Residents tell of unstoppable wall of fireComment on this story
Port Elizabeth - St Francis Bay residents have described how the flames of a devastating fire, which destroyed 76 homes in the holiday town on Sunday night, jumped from one property to the next.
Struan Butler, who had been in the town on business, said the biggest problem was the wind.
“The wind was blowing the thatch around… It was a fire storm,” Butler told the Cape Argus on Monday night. “I watched as the fire jumped and jumped from one house to the next.”
Authorities said the fire started at 5.30pm at the Royal Wharf developments on Sunday.
The flames were fanned by a strong westerly wind. Ten fire engines had been brought in and more were called from the Nelson Mandela Bay and Koukamma municipalities.
By midnight, the fire was half extinguished and not an immediate threat to other houses. Firefighters were sent home around 4am on Monday after the fire was extinguished.
Initial reports said more than 100 houses were destroyed, but Kouga municipality spokeswoman Laura-Leigh Randall said the figure was lower.
She said 75 buildings, including 68 houses, six flats and office premises, were destroyed or damaged.
“The cause of the fire is unknown at this stage but the police forensic unit will be investigating,” she added.
On Monday, neighbours arrived to survey what was left of their homes after the fire raged through the town turning boats, cars, homes and trees into charred ruins.

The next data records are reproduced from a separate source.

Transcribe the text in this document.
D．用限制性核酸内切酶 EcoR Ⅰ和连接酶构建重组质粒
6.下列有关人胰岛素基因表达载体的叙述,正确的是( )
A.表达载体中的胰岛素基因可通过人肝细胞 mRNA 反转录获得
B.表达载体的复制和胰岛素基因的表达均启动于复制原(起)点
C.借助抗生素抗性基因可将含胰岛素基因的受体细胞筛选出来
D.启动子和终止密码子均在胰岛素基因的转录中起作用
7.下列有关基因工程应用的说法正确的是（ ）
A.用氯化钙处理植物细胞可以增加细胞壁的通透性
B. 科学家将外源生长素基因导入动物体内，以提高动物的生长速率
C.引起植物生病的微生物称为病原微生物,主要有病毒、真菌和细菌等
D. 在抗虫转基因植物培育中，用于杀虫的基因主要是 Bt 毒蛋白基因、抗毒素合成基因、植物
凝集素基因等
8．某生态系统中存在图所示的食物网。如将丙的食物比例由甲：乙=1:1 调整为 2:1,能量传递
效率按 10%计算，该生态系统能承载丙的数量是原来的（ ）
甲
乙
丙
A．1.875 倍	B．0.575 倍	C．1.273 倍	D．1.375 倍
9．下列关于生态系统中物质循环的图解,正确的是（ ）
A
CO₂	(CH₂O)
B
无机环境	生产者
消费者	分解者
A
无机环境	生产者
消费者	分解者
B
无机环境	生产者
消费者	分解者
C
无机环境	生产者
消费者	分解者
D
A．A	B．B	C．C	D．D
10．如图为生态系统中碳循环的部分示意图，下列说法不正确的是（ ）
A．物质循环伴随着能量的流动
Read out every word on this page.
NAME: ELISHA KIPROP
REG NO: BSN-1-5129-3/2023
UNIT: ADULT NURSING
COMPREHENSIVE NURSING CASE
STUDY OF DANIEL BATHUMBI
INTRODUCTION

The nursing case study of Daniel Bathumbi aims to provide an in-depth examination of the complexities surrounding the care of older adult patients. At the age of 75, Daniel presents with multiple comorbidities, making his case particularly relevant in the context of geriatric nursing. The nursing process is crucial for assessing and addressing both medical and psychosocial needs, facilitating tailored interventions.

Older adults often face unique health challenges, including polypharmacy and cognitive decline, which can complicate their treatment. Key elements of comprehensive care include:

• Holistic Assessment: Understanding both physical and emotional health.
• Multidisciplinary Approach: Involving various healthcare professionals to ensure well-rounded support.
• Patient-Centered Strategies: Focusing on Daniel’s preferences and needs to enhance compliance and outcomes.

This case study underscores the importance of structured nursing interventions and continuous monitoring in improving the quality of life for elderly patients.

Taking pictures and shaking their heads in disbelief, groups of locals gathered to recall how they arrived on Sunday to assist and douse the flames
Residents said electricity had been down in the town for several hours as result of the fire.
Other residents complained about the fire services taking too long to respond. They also complained that authorities needed water tankers in areas with a lot of thatch roofs.
Residents said boats were used to ferry people out of the area during the evacuation along the canal on Sunday.
Residents affected were being housed at a nearby golf club. Authorities said most of the houses were not occupied at the time of the blaze.
A number of the villagers spoke of the “chaos” as well-meaning volunteers and firefighters fought side by side, sometimes getting in each other’s way, while the inferno raged in the 65km/h winds.
“It was a very rough situation, very tense, very stressful, with emotions very high, lots of people panicking and some doing silly things,” said Cape St Francis resident Craig Jarvis, who spent almost seven hours assisting rescue workers.
“The NSRI had requested any assistance that one could offer, so I helped with three houses. But no matter what we did, the flames jumped from house to house… it was just overwhelming.”
Sources in the town said of the estimated 70 to 80 houses destroyed, only around 15 to 20 had been occupied - with the remaining houses used only for holidays.
Some of the locked houses had been accessed by neighbours in an attempt to retrieve valuables, but most had been burned while still fully-furnished. Two incidents of theft were reported following the night’s chaos.
Lynn Edwards, of Calibre Security in the town, said there had been two incidents in which a free-standing fireplace and a box of cutlery and crockery had been stolen.
The Cape Argus heard a number of other allegations concerning “looting” by people who had arrived in the area, but they could not be verified and had not been reported to authorities.
Crime Spotter St Francis Bay, a community anti-crime organisation, posted the following warning: “We are expecting some looting from some of the houses.
“Anyone willing to do a few patrols in the Mayotte Circle/Arthur Lane, Beauvellon Place, Moby Dick Wharf and The Island areas later tonight would be appreciated.”
Edwards said residents and other volunteers had also taken possessions from some houses in a bid to prevent them from being destroyed, and this could explain the fact that some items were missing.
KPMG insurance analyst, Jaco van der Sandt, told the SABC that insurance claims arising from St Francis Bay could be as much as R800 million.
“If you take the example of last night’s Francis Bay fire there is 100 homes, those homes if you average them out at 4 million that’s R400 million and that’s without the contents - so you can easily find that with that last event it’s costing the insurance industry R800 million and someone needs to pay for it.”
But an insurance underwriter said it was too to early to ascertain how much damage was caused by the fire on Monday.
“It will take some days before we have a clear idea of the full impact of the fire,” Thatch Risk Acceptances managing director Natasja Blok said in a statement.
She said the damage would be a huge cost for the entire insurance industry.
Thatched homes in the area had been valued at between R1 million to R16 million.